Ballet du Nord – Olivier Dubois // Les memoires d’un seigneur
È la volta del secondo appuntamento con FOG, il festival di teatro contemporaneo promosso dalla Triennale di Milano e dal suo Teatro dell’Arte, e all’interno di quest’ultima si è esibita la compagnia Ballet du Nord di Olivier Dubois con lo spettacolo Les Mémoires d’un Seigneur. Il primo appuntamento che ha aperto la rassegna lo scorso 9 marzo – Lavascar – ha fatto registrare numerosi ingressi ed un alto livello di aspettative intorno alla rassegna, aspettative non disattese dal secondo spettacolo in programma, una perormance corale di teatro-danza ricamata intorno al concetto dell’ascesa al potere e della tanto rovinosa, quanto inevitabile, caduta di un uomo-vate.
All’apertura del sipario un danzatore attraversa la scena tracciando lentamente una diagonale sul palco; le luci ne illuminano il petto come Caravaggio il Battista mentre l’eco di inquietanti voci si accavalla fino a comporre una presenza ossessiva sotto la quale l’uomo si dimena con movimenti nervosi, enfatizzati da un eccellente lavoro di illuminazione. È qui che comincia la storia di un tiranno, un re, un despota, un racconto che si esplicita in capitoli: il tempo – l’ordine del mondo – l’insurrezione – il piccolo teatro del tiranno fino a giungere al canto di guerra ed all’addio.
Dinamismo e staticità si alternano con armonia e naturale consequenzialità narrativa, il pathos liberato dalle concitate scene di battaglia viene veicolato dalla fluidità di una danza bellica in cui nulla è lasciato al caso. La puntualità nelle gesta dell’affronto e della rivalsa è difatti studiata e costruita intorno alla trama della performance e soprattutto alla metrica della musica la quale, pur costituendo quest’ultima la vettrice anticipatoria della narrazione coreutica – e benchè essa riesca a tendere i muscoli degli spettatori seduti in platea nell’attesa di colpi di scena e risoluzioni narrative – pare talvolta prestare il fianco al didascalismo per il suo essere premonitrice di situazioni successive. È pur vero però che la dicotomia esplicitata nella contrapposizione tra “il tiranno” e gli oppressi (che compongono uno schieramento di ben quaranta danzatori non professionisti) rende facilmente intuibile l’andamento della narrazione che avanza tra momenti di vittoria, di resa e di abbandono. Meno scontata invece pare essere l’interpretazione della figura del danzatore protagonista della performance che, sebbene appaia chiara la scollatura tra l’io ed il loro e quindi la definizione di una figura lontana dalla massa e da essa ben distinta, non meno evidente agli occhi dello spettatore risulta essere la solitudine di questi, agitato da un’inquietudine che a tratti lascia leggere un malessere interiore. È l’io contro loro è l’antico combattimento tra il bene ed il male, tra l’individuo e la collettività, ed il tutto è messo in scena in una danza ondivaga che alterna ascesa – scontro – resistenza – tramonto. Il tiranno che combatte contro il popolo è l’uomo che lotta contro i suoi incubi, la sua trincea è un semplice tavolo che è sempre presente sulla scena dall’inizio alla fine della performance. Dapprima posto all’impiedi, come altare verso cui tendono le braccia della folla che consacra il suo sovrano, poi da questa ribaltato in una danza di destituzione del potere, fino a diventare trincea che traccia il limes tra i due poli della contrapposizione, il tavolo diventa infine gabbia che trattiene gli uomini soggiogati dall’assogettazione alla tirannia.
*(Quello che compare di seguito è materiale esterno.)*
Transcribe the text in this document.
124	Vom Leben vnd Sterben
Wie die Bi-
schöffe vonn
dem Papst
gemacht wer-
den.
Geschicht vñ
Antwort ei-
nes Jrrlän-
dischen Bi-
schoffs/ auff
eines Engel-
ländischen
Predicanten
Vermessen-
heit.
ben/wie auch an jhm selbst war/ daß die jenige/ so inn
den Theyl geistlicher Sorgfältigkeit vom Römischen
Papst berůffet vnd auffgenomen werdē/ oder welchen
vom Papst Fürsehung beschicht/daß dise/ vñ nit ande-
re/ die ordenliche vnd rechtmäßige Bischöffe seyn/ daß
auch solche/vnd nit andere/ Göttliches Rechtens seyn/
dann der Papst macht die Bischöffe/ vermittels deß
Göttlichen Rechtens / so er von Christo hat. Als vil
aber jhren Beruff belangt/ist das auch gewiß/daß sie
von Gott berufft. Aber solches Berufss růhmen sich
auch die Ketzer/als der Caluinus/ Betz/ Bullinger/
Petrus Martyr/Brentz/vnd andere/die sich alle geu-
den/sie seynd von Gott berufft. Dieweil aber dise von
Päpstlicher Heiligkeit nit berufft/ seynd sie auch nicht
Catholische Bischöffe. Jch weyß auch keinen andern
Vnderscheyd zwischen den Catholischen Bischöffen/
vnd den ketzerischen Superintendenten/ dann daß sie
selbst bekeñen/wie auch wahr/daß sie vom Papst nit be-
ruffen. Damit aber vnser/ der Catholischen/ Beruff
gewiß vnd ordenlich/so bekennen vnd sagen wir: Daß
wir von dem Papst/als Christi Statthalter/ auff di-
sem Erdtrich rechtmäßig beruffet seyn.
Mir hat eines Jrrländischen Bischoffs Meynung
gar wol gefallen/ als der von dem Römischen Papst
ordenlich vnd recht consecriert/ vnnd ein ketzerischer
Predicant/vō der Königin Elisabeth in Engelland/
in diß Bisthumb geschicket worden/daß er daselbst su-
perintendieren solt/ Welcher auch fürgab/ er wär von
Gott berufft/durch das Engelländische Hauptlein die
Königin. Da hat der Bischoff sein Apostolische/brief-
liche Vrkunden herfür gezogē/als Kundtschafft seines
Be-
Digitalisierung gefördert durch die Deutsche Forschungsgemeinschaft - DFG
Quando la performance si avvia verso il commiato dal pubblico, le carni dei danzatori continuano a muoversi sotto il ritmo di un respiro incessante ed affannato. È l’approdo e la dipartita. Il tiranno torna solo con se stesso come nella scena iniziale, mentre su uno dei tre teli posti a fondo palco scorrono dei versi dello stesso Dubois, coreografo e padre della mise en scène. I versi di Dubois smagliano la trama del racconto tanto da generare delle fenditure attraverso cui lo spettatore intercetta un messaggio che prima era stato affidato alla danza. È a questo punto che si tocca con mano la dimensione più profonda dello spettacolo che racconta l’abisso dell’essere, concetto che il coreografo francese riesce a mettere in parole per congedarsi dal pubblico con una narrazione fuori dai denti.
I sessanta minuti di performance provocano una particolare vibrazione degli arti, una emozione dettata dalla partecipazione empatica che gli artisti riescono a suscitare nello spettatore e quando sul fondo palco si legge “ in quale Dio potrò intravedere la stessa profondità di un lago?” la suspance si placa dietro la spinta di una risoluzione narrativa, mentre l’emozione fa ancora fatica a lasciare il corpo e le vibrazioni arrivano fino alle dita delle mani.